Souillée de terre et de bave, elle toujours si luisante, vautrée sur le dos, dans une mare noire de charbon, elle avait la fin tragique d’une bête de luxe qu’un accident foudroie en pleine rue. Un instant, on avait pu voir, par ses entrailles crevées, fonctionner ses organes, les pistons battre comme deux cœurs jumeaux, la vapeur circuler dans les tiroirs comme le sang de ses veines ; mais, pareilles à des bras convulsifs, les bielles n’avaient plus que des tressaillements, les révoltes dernières de la vie ; et son âme s’en allait avec la force qui la faisait vivante, cette haleine immense dont elle ne parvenait pas à se vider toute. La géante éventrée s’apaisa encore, s’endormit peu à peu d’un sommeil très doux, finit par se taire. Elle était morte. Et le tas de fer, d’acier et de cuivre, qu’elle laissait là, ce colosse broyé, avec son tronc fendu, ses membres épars, ses organes meurtris, mis au plein jour, prenait l’affreuse tristesse d’un cadavre humain, énorme, de tout un monde qui avait vécu et d’où la vie venait d’être arrachée, dans la douleur.

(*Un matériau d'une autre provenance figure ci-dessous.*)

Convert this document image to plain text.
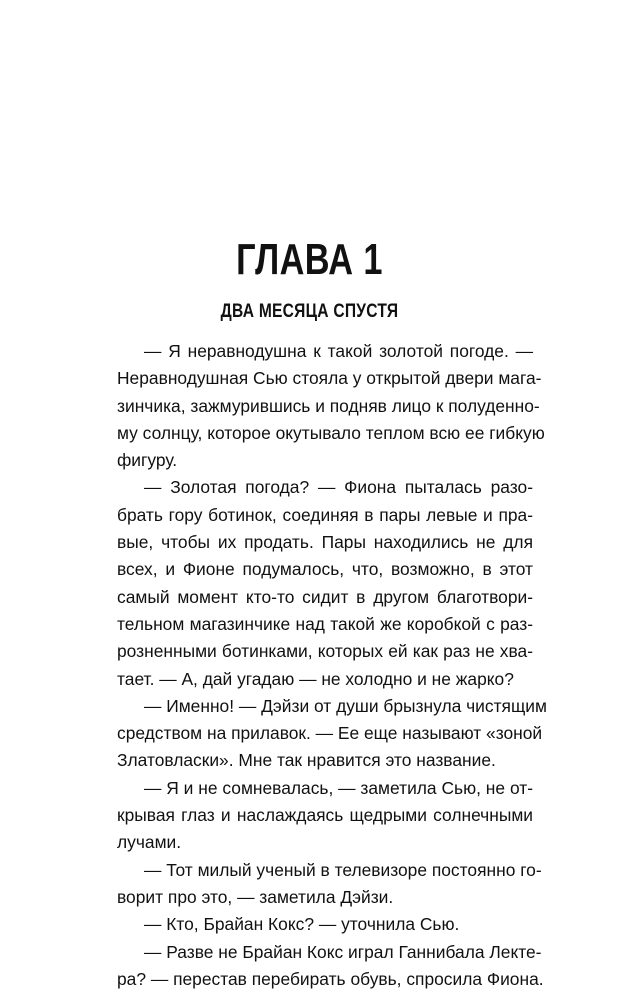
ГЛАВА 1
ДВА МЕСЯЦА СПУСТЯ
— Я неравнодушна к такой золотой погоде. —
Неравнодушная Сью стояла у открытой двери мага-
зинчика, зажмурившись и подняв лицо к полуденно-
му солнцу, которое окутывало теплом всю ее гибкую
фигуру.
— Золотая погода? — Фиона пыталась разо-
брать гору ботинок, соединяя в пары левые и пра-
вые, чтобы их продать. Пары находились не для
всех, и Фионе подумалось, что, возможно, в этот
самый момент кто-то сидит в другом благотвори-
тельном магазинчике над такой же коробкой с раз-
розненными ботинками, которых ей как раз не хва-
тает. — А, дай угадаю — не холодно и не жарко?
— Именно! — Дэйзи от души брызнула чистящим
средством на прилавок. — Ее еще называют «зоной
Златовласки». Мне так нравится это название.
— Я и не сомневалась, — заметила Сью, не от-
крывая глаз и наслаждаясь щедрыми солнечными
лучами.
— Тот милый ученый в телевизоре постоянно го-
ворит про это, — заметила Дэйзи.
— Кто, Брайан Кокс? — уточнила Сью.
— Разве не Брайан Кокс играл Ганнибала Лекте-
ра? — перестав перебирать обувь, спросила Фиона.
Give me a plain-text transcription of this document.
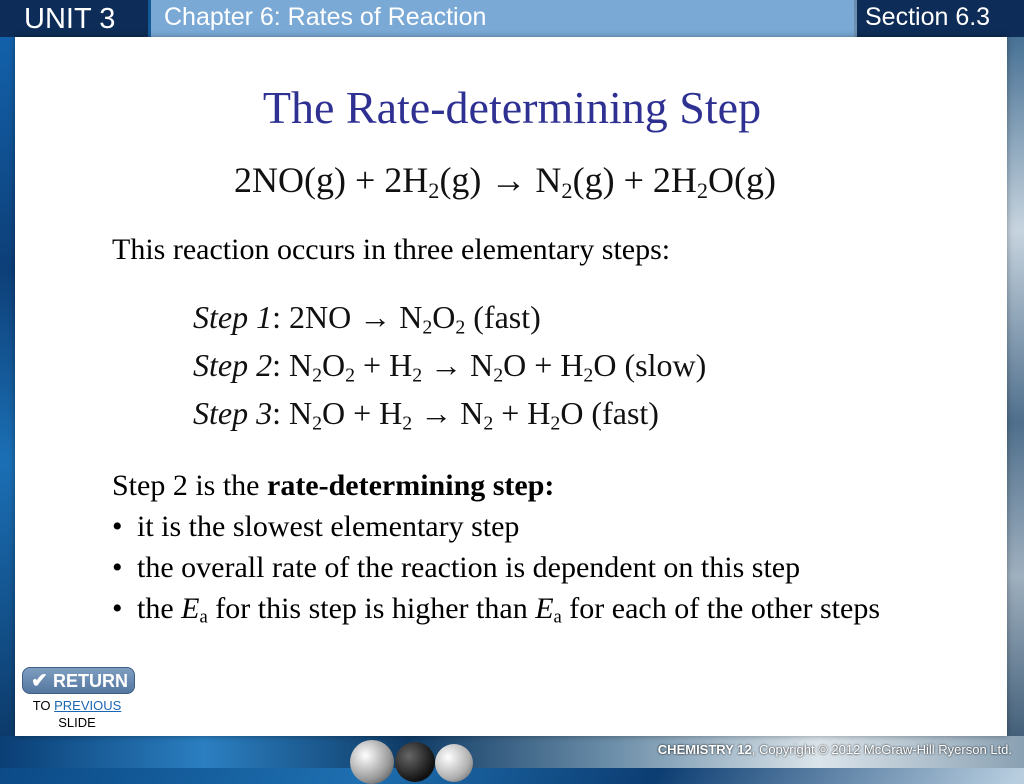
UNIT 3	Chapter 6: Rates of Reaction	Section 6.3
The Rate-determining Step
$2NO(g) + 2H_2(g) \to N_2(g) + 2H_2O(g)$
This reaction occurs in three elementary steps:
Step 1: $2NO \to N_2O_2$ (fast)
Step 2: $N_2O_2 + H_2 \to N_2O + H_2O$ (slow)
Step 3: $N_2O + H_2 \to N_2 + H_2O$ (fast)
Step 2 is the rate-determining step:
• it is the slowest elementary step
• the overall rate of the reaction is dependent on this step
• the $E_a$ for this step is higher than $E_a$ for each of the other steps
✔ RETURN
TO PREVIOUS
SLIDE
CHEMISTRY 12, Copyright © 2012 McGraw-Hill Ryerson Ltd.
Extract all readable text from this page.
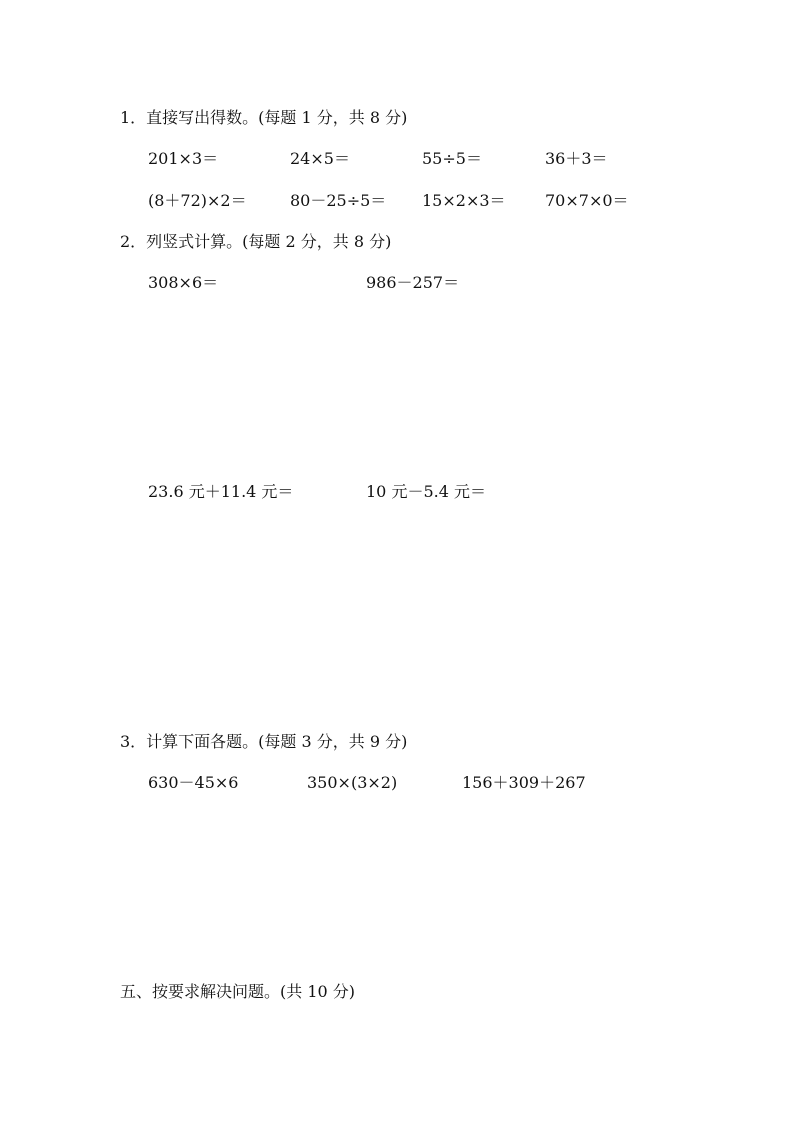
1．直接写出得数。(每题 1 分，共 8 分)
201×3＝	24×5＝	55÷5＝	36＋3＝
(8＋72)×2＝	80－25÷5＝ 15×2×3＝ 70×7×0＝
2．列竖式计算。(每题 2 分，共 8 分)
308×6＝	986－257＝
23.6 元＋11.4 元＝	10 元－5.4 元＝
3．计算下面各题。(每题 3 分，共 9 分)
630－45×6	350×(3×2)	156＋309＋267
五、按要求解决问题。(共 10 分)
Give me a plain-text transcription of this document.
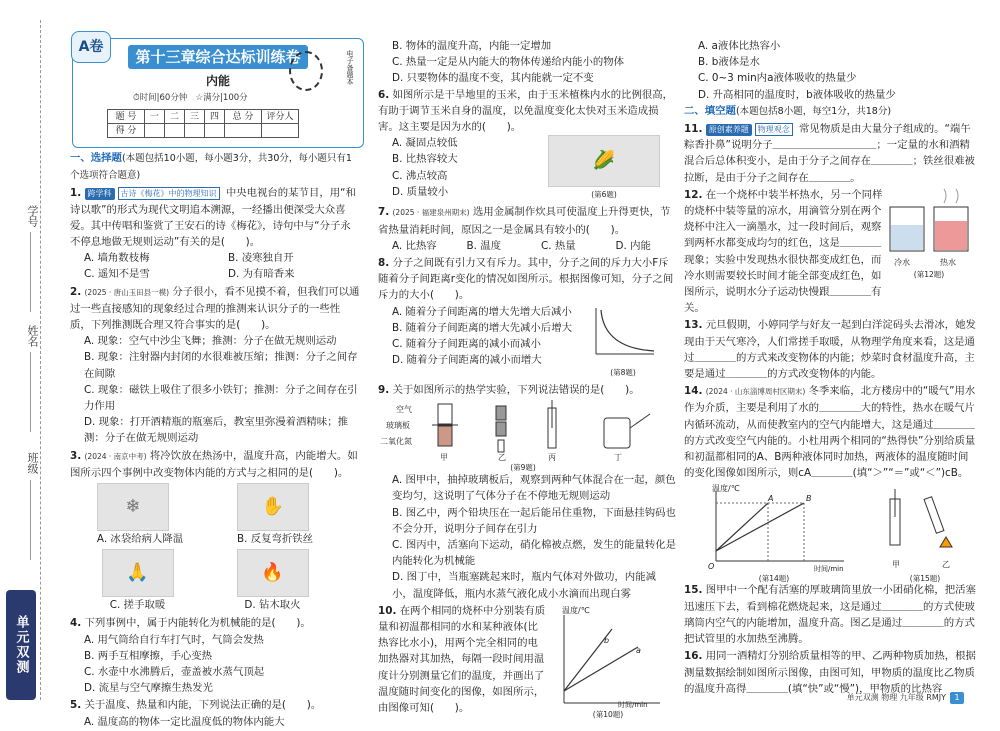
学号
姓名
班级
单元双测
A卷
第十三章综合达标训练卷
内能
⏱时间|60分钟 ☆满分|100分
电子备题本
题 号	一	二	三	四	总 分	评分人
得 分						
一、选择题(本题包括10小题，每小题3分，共30分，每小题只有1个选项符合题意)
1. 跨学科 古诗《梅花》中的物理知识 中央电视台的某节目，用“和诗以歌”的形式为现代文明追本溯源，一经播出便深受大众喜爱。其中传唱和鉴赏了王安石的诗《梅花》，诗句中与“分子永不停息地做无规则运动”有关的是(　　)。
A. 墙角数枝梅	B. 凌寒独自开
C. 遥知不是雪	D. 为有暗香来
2. (2025 · 唐山玉田县一模) 分子很小，看不见摸不着，但我们可以通过一些直接感知的现象经过合理的推测来认识分子的一些性质，下列推测既合理又符合事实的是(　　)。
A. 现象：空气中沙尘飞舞；推测：分子在做无规则运动
B. 现象：注射器内封闭的水很难被压缩；推测：分子之间存在间隙
C. 现象：磁铁上吸住了很多小铁钉；推测：分子之间存在引力作用
D. 现象：打开酒精瓶的瓶塞后，教室里弥漫着酒精味；推测：分子在做无规则运动
3. (2024 · 南京中考) 将冷饮放在热汤中，温度升高，内能增大。如图所示四个事例中改变物体内能的方式与之相同的是(　　)。
❄
A. 冰袋给病人降温
✋
B. 反复弯折铁丝
🙏
C. 搓手取暖
🔥
D. 钻木取火
4. 下列事例中，属于内能转化为机械能的是(　　)。
A. 用气筒给自行车打气时，气筒会发热
B. 两手互相摩擦，手心变热
C. 水壶中水沸腾后，壶盖被水蒸气顶起
D. 流星与空气摩擦生热发光
5. 关于温度、热量和内能，下列说法正确的是(　　)。
A. 温度高的物体一定比温度低的物体内能大
B. 物体的温度升高，内能一定增加
C. 热量一定是从内能大的物体传递给内能小的物体
D. 只要物体的温度不变，其内能就一定不变
6. 如图所示是干旱地里的玉米，由于玉米植株内水的比例很高，有助于调节玉米自身的温度，以免温度变化太快对玉米造成损害。这主要是因为水的(　　)。
A. 凝固点较低
B. 比热容较大
C. 沸点较高
D. 质量较小
🌽
(第6题)
7. (2025 · 福建泉州期末) 选用金属制作炊具可使温度上升得更快，节省热量消耗时间，原因之一是金属具有较小的(　　)。
A. 比热容	B. 温度	C. 热量	D. 内能
8. 分子之间既有引力又有斥力。其中，分子之间的斥力大小F斥随着分子间距离r变化的情况如图所示。根据图像可知，分子之间斥力的大小(　　)。
A. 随着分子间距离的增大先增大后减小
B. 随着分子间距离的增大先减小后增大
C. 随着分子间距离的减小而减小
D. 随着分子间距离的减小而增大
(第8题)
9. 关于如图所示的热学实验，下列说法错误的是(　　)。
空气
玻璃板
二氧化氮
甲	乙	丙	丁
(第9题)
A. 图甲中，抽掉玻璃板后，观察到两种气体混合在一起，颜色变均匀，这说明了气体分子在不停地无规则运动
B. 图乙中，两个铅块压在一起后能吊住重物，下面悬挂钩码也不会分开，说明分子间存在引力
C. 图丙中，活塞向下运动，硝化棉被点燃，发生的能量转化是内能转化为机械能
D. 图丁中，当瓶塞跳起来时，瓶内气体对外做功，内能减小，温度降低，瓶内水蒸气液化成小水滴而出现白雾
10. 在两个相同的烧杯中分别装有质量和初温都相同的水和某种液体(比热容比水小)，用两个完全相同的电加热器对其加热，每隔一段时间用温度计分别测量它们的温度，并画出了温度随时间变化的图像，如图所示，由图像可知(　　)。
温度/℃
b
a
时间/min
(第10题)
A. a液体比热容小
B. b液体是水
C. 0~3 min内a液体吸收的热量少
D. 升高相同的温度时，b液体吸收的热量少
二、填空题(本题包括8小题，每空1分，共18分)
11. 原创素养题 物理观念 常见物质是由大量分子组成的。“端午粽香扑鼻”说明分子＿＿＿＿＿＿＿＿＿＿；一定量的水和酒精混合后总体积变小，是由于分子之间存在＿＿＿＿；铁丝很难被拉断，是由于分子之间存在＿＿＿＿。
12. 在一个烧杯中装半杯热水，另一个同样的烧杯中装等量的凉水，用滴管分别在两个烧杯中注入一滴墨水，过一段时间后，观察到两杯水都变成均匀的红色，这是＿＿＿＿现象；实验中发现热水很快都变成红色，而冷水则需要较长时间才能全部变成红色，如图所示，说明水分子运动快慢跟＿＿＿＿有关。
冷水	热水
(第12题)
13. 元旦假期，小婷同学与好友一起到白洋淀码头去滑冰，她发现由于天气寒冷，人们常搓手取暖，从物理学角度来看，这是通过＿＿＿＿的方式来改变物体的内能；炒菜时食材温度升高，主要是通过＿＿＿＿的方式改变物体的内能。
14. (2024 · 山东淄博周村区期末) 冬季来临，北方楼房中的“暖气”用水作为介质，主要是利用了水的＿＿＿＿大的特性，热水在暖气片内循环流动，从而使教室内的空气内能增大，这是通过＿＿＿＿的方式改变空气内能的。小杜用两个相同的“热得快”分别给质量和初温都相同的A、B两种液体同时加热，两液体的温度随时间的变化图像如图所示，则cA＿＿＿＿(填“＞”“＝”或“＜”)cB。
温度/℃
A	B
O	时间/min
(第14题)
甲	乙
(第15题)
15. 图甲中一个配有活塞的厚玻璃筒里放一小团硝化棉，把活塞迅速压下去，看到棉花燃烧起来，这是通过＿＿＿＿的方式使玻璃筒内空气的内能增加，温度升高。图乙是通过＿＿＿＿的方式把试管里的水加热至沸腾。
16. 用同一酒精灯分别给质量相等的甲、乙两种物质加热，根据测量数据绘制如图所示图像，由图可知，甲物质的温度比乙物质的温度升高得＿＿＿＿(填“快”或“慢”)，甲物质的比热容
单元双测 物理 九年级 RMJY 1
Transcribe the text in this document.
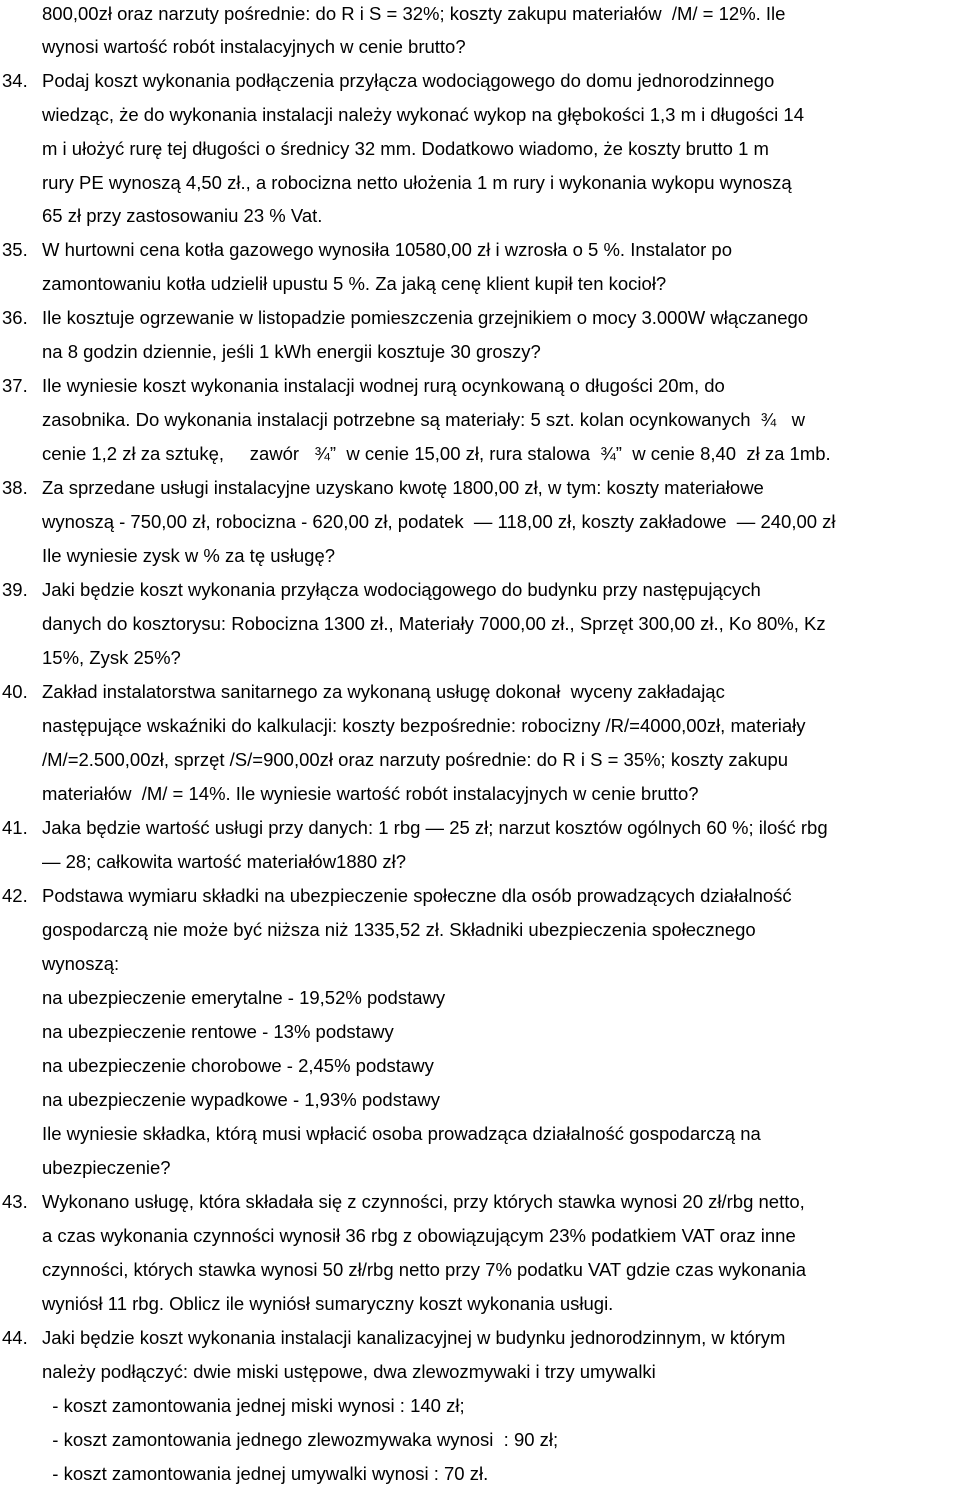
800,00zł oraz narzuty pośrednie: do R i S = 32%; koszty zakupu materiałów  /M/ = 12%. Ile
wynosi wartość robót instalacyjnych w cenie brutto?
34. Podaj koszt wykonania podłączenia przyłącza wodociągowego do domu jednorodzinnego
wiedząc, że do wykonania instalacji należy wykonać wykop na głębokości 1,3 m i długości 14
m i ułożyć rurę tej długości o średnicy 32 mm. Dodatkowo wiadomo, że koszty brutto 1 m
rury PE wynoszą 4,50 zł., a robocizna netto ułożenia 1 m rury i wykonania wykopu wynoszą
65 zł przy zastosowaniu 23 % Vat.
35. W hurtowni cena kotła gazowego wynosiła 10580,00 zł i wzrosła o 5 %. Instalator po
zamontowaniu kotła udzielił upustu 5 %. Za jaką cenę klient kupił ten kocioł?
36. Ile kosztuje ogrzewanie w listopadzie pomieszczenia grzejnikiem o mocy 3.000W włączanego
na 8 godzin dziennie, jeśli 1 kWh energii kosztuje 30 groszy?
37. Ile wyniesie koszt wykonania instalacji wodnej rurą ocynkowaną o długości 20m, do
zasobnika. Do wykonania instalacji potrzebne są materiały: 5 szt. kolan ocynkowanych  ¾   w
cenie 1,2 zł za sztukę,     zawór   ¾”  w cenie 15,00 zł, rura stalowa  ¾”  w cenie 8,40  zł za 1mb.
38. Za sprzedane usługi instalacyjne uzyskano kwotę 1800,00 zł, w tym: koszty materiałowe
wynoszą - 750,00 zł, robocizna - 620,00 zł, podatek  — 118,00 zł, koszty zakładowe  — 240,00 zł
Ile wyniesie zysk w % za tę usługę?
39. Jaki będzie koszt wykonania przyłącza wodociągowego do budynku przy następujących
danych do kosztorysu: Robocizna 1300 zł., Materiały 7000,00 zł., Sprzęt 300,00 zł., Ko 80%, Kz
15%, Zysk 25%?
40. Zakład instalatorstwa sanitarnego za wykonaną usługę dokonał  wyceny zakładając
następujące wskaźniki do kalkulacji: koszty bezpośrednie: robocizny /R/=4000,00zł, materiały
/M/=2.500,00zł, sprzęt /S/=900,00zł oraz narzuty pośrednie: do R i S = 35%; koszty zakupu
materiałów  /M/ = 14%. Ile wyniesie wartość robót instalacyjnych w cenie brutto?
41. Jaka będzie wartość usługi przy danych: 1 rbg — 25 zł; narzut kosztów ogólnych 60 %; ilość rbg
— 28; całkowita wartość materiałów1880 zł?
42. Podstawa wymiaru składki na ubezpieczenie społeczne dla osób prowadzących działalność
gospodarczą nie może być niższa niż 1335,52 zł. Składniki ubezpieczenia społecznego
wynoszą:
na ubezpieczenie emerytalne - 19,52% podstawy
na ubezpieczenie rentowe - 13% podstawy
na ubezpieczenie chorobowe - 2,45% podstawy
na ubezpieczenie wypadkowe - 1,93% podstawy
Ile wyniesie składka, którą musi wpłacić osoba prowadząca działalność gospodarczą na
ubezpieczenie?
43. Wykonano usługę, która składała się z czynności, przy których stawka wynosi 20 zł/rbg netto,
a czas wykonania czynności wynosił 36 rbg z obowiązującym 23% podatkiem VAT oraz inne
czynności, których stawka wynosi 50 zł/rbg netto przy 7% podatku VAT gdzie czas wykonania
wyniósł 11 rbg. Oblicz ile wyniósł sumaryczny koszt wykonania usługi.
44. Jaki będzie koszt wykonania instalacji kanalizacyjnej w budynku jednorodzinnym, w którym
należy podłączyć: dwie miski ustępowe, dwa zlewozmywaki i trzy umywalki
- koszt zamontowania jednej miski wynosi : 140 zł;
- koszt zamontowania jednego zlewozmywaka wynosi  : 90 zł;
- koszt zamontowania jednej umywalki wynosi : 70 zł.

Zola, La Bête humaine - Chapitre X

Dans ce passage, extrait du chapitre X de La Bête humaine, roman naturaliste d'Emile Zola, écrit en 1890, le narrateur évoque "l'agonie" et la "mort" de la Lison, une locomotive à l'égard de laquelle le héros, Jacques Lantier éprouve les sentiments d'un homme envers une femme. Dans les lignes précédentes, le narrateur vient d'évoquer la terrible vengeance de Flore, une femme amoureuse de Lantier qui la rejette, de peur de la sacrifier à ses tendances criminelles. Désespéré par l'attitude de Lantier, Flore veut se venger de sa rivale, Séverine, qui se trouve à bord de la Lison en faisant dérailler le train. Elle y parvient en immobilisant une charrette au milieu de la voie. Prise de remords et constatant l'inutilité de son geste puisque Séverine a réchappé de l'accident, Flore se donnera la mort en se jetant sous un train. Le déraillement de la Lison vient juste de se produire.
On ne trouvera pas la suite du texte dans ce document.